Here are the rules used for dividing the layouts into the columns and rows:

  grid-template-columns: 150px 1fr auto;
grid-template-rows: 50px auto 50px;

The short version will look this way:

  grid-template: 50px auto 50px / 150px 1fr auto;

A Typical Layout Built On Grids

Let's make a simple layout that we all have seen many times. It will contain the following tags: header, nav, aside, article and footer. These are the elements most websites contain. Up to now, creating even such a simple layout has entailed the following problem "I am a designer, I want it this way. I am a developer, this isn't possible to do". With CSS Grid Layout, this shouldn't be a case anymore.

In the given example we'll learn some more interesting properties of CSS Grid Layout. The first one, grid-template-areas, is used for naming grid areas inside grid container which aren't interlinked with grid elements. The syntax is very convenient and allows you to see the end layout. The second property, grid-area, is used for the children items of grid container and shows to which of the named areas a grid element is to be placed.

Let's take a look at the first example grid-template-areas:

  grid-template-areas: "header header"
                     "nav  main"
                     "footer ."

One or more sequent dots (.) have a special meaning. If these characters are used, the browser will take it as a null cell token and won't create a named area for grid elements inside a grid container.

In case the property grid-area hasn't been specified to the children items of grid container, the browser will sort them out automatically. You can see how it works from the last example following the link given above.

Useful Links

  1. CSS Grid Layout Module Level 1
  2. How to create a simple layout with CSS Grid Layouts
  3. Grid by Example by Rachel Andrew
  4. Useful resources to learn CSS Grid Layout by Jen Simmons
  5. A resource for learning СSS Grid Layout by Mozilla
  6. Jen Simmons talks about СSS Grid Layout
  7. My own resources collection for learning СSS Grid Layout

In Conclusion

In this article we've looked only into the tip of the iceberg of the CSS Grid Layout capabilities.
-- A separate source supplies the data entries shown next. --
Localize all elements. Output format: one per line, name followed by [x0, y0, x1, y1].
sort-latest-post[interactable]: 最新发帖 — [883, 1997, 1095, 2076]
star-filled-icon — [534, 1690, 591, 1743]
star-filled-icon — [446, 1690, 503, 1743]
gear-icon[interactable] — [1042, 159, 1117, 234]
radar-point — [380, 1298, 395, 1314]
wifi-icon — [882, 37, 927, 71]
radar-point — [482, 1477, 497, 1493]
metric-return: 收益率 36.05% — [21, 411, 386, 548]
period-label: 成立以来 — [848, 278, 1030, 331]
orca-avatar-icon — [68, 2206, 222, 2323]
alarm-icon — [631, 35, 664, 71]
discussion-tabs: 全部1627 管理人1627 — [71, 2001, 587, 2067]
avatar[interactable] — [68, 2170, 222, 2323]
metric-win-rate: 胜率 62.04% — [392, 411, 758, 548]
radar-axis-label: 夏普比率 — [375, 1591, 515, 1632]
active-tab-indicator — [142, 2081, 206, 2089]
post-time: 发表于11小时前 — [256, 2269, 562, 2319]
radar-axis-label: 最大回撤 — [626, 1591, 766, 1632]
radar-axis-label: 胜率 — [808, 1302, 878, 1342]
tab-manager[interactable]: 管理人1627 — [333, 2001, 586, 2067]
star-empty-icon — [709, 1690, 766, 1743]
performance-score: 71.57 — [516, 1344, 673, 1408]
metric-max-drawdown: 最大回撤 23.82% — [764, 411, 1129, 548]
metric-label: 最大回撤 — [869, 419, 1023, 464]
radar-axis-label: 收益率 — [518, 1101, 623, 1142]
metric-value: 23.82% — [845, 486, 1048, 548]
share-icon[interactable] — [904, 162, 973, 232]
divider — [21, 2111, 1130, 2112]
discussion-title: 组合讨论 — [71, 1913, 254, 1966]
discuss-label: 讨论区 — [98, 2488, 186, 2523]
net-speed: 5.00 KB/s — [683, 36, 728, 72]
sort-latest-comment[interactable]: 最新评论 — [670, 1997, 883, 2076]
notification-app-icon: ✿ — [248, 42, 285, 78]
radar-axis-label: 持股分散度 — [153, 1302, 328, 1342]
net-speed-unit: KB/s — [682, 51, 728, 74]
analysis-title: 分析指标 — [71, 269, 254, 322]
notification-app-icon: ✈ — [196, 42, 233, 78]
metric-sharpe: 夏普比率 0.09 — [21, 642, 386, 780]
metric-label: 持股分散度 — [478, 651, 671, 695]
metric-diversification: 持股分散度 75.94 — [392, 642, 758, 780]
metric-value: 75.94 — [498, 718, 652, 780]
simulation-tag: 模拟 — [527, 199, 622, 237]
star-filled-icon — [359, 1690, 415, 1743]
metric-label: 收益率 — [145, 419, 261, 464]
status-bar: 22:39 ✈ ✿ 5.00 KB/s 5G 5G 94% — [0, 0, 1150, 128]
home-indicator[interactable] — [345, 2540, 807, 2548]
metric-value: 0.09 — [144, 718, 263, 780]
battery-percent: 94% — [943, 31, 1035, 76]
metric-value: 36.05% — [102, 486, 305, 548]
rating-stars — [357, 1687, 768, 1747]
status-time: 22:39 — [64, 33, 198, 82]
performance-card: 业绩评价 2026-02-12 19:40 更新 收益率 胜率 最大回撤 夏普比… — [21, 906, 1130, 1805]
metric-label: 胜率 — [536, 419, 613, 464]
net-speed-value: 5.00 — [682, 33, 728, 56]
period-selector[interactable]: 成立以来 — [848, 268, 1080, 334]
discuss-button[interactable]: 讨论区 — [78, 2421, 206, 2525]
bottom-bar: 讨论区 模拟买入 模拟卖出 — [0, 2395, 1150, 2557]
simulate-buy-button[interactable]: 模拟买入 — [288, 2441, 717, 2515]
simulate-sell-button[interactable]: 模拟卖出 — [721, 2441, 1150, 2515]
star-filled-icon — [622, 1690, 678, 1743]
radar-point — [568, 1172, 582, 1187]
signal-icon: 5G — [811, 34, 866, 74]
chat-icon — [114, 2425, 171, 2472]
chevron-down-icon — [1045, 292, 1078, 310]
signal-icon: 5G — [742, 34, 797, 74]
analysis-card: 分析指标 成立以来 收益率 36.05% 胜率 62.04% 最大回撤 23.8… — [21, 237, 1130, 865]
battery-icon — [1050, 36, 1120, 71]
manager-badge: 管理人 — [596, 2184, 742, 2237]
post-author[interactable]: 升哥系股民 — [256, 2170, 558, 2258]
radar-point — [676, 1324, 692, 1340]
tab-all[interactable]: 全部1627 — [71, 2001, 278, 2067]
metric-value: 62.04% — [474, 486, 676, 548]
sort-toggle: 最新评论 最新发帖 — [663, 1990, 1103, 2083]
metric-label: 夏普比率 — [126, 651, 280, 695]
I've taken notice of the CSS Grid Layout long before the updates, when it was enabled with the flags, and can't believe how huge the progress's been done since then. This is a real breakthrough of all standards! And I like it a lot.

I do recommend you to take a look at the CSS Grid layout and spend a little bit of time learning how to use it. Believe me, it will come useful in many different projects regardless whether you create in React, Angular, Vue (add yours). Grids have come to stay for a long time.

In the end I'd like to give you one more example of how a grid element is used in random named areas.

This is all for now. Thanks for your attention and special thanks to all those who have read the article to the end.